IDC Japan(竹内正人代表取締役)は、国内ITサービス市場予測を発表した。2012年は、前年比1.6%増と4年ぶりのプラス成長で、市場規模は4兆9238億円になる見込み。16年には5兆2817億円となり、2011年~2016年の年間平均成長率を1.7%と予測している。

 09年以降、リーマン・ショック後の景気後退、東日本大震災、タイの洪水、円高など、さまざまな経営環境の変化に見舞われた国内企業は、ITサービス支出を抑制してきた。その範囲は、企業の成長を支える新規戦略投資の中止や延期から既存のITアウトソーシング、保守サービス契約の値下げ要求、委託範囲見直しにまでに及んだ。この間、国内企業の海外進出に伴うIT支出先の海外シフトや、クラウドの利用による低価格サービスの利用拡大などが起き、国内ITサービス市場の成長をさらに阻害することとなった。

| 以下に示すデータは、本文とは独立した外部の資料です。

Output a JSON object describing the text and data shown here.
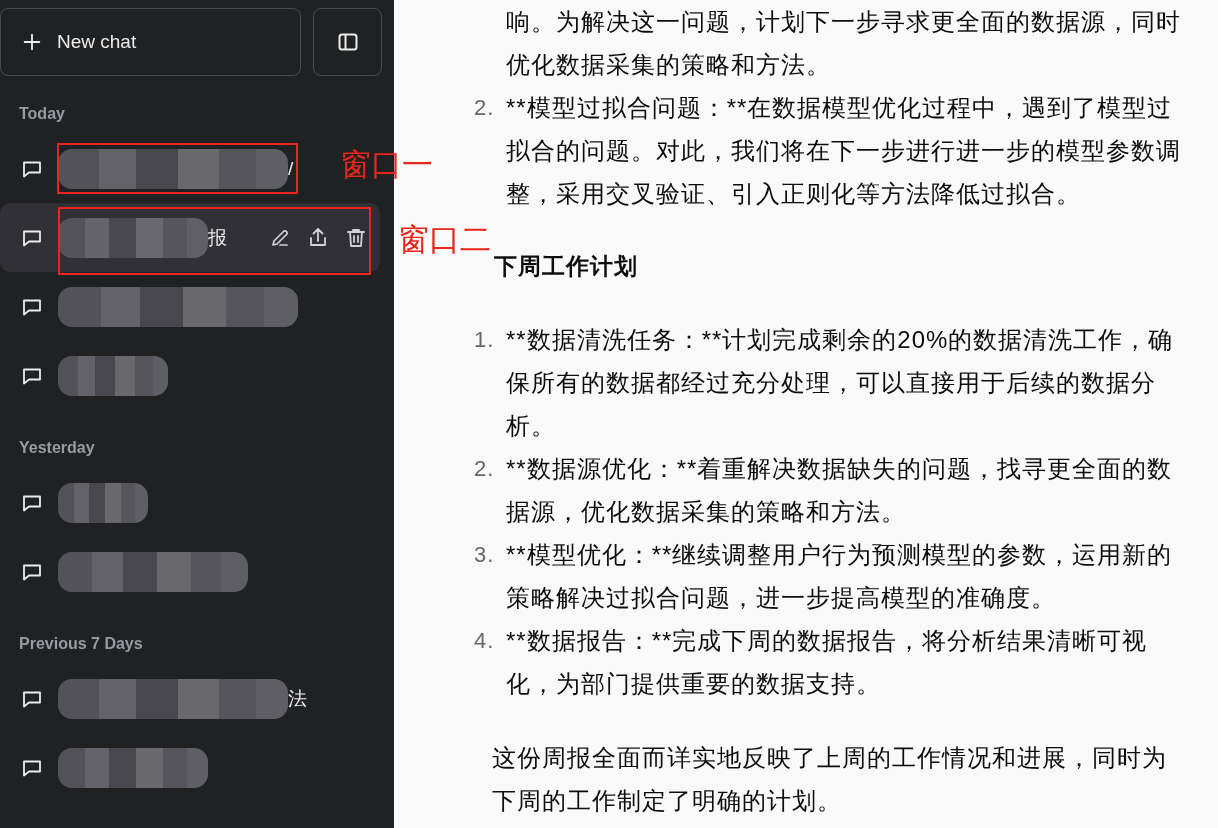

 11年後半になると、製造業を中心にITサービス支出の回復傾向がみられるようになった。その中心となったのは、システム更改案件の再開やインフラの最適化、BC/DR(事業継続/災害復旧)に対する投資などだった。12年に入ってもこの傾向は継続し、12年の国内ITサービス市場は、前年比1.6%増の4兆9238億円になると予測する。

 ただし、この支出回復は過去3年のマイナス成長に対する反動という側面が強く、企業が新たな戦略投資を国内向けに増やしているとはいい難い状況にある。さらに、欧州債務危機などで国内景況感は悪化傾向にあり、12年後半になると回復は鈍化するとみる。クラウドのような低価格でのソリューションの利用拡大、IT支出の海外シフトの加速といった傾向が強まっていくことを受けて、13年以降も1%台後半の低い成長率にとどまると分析する。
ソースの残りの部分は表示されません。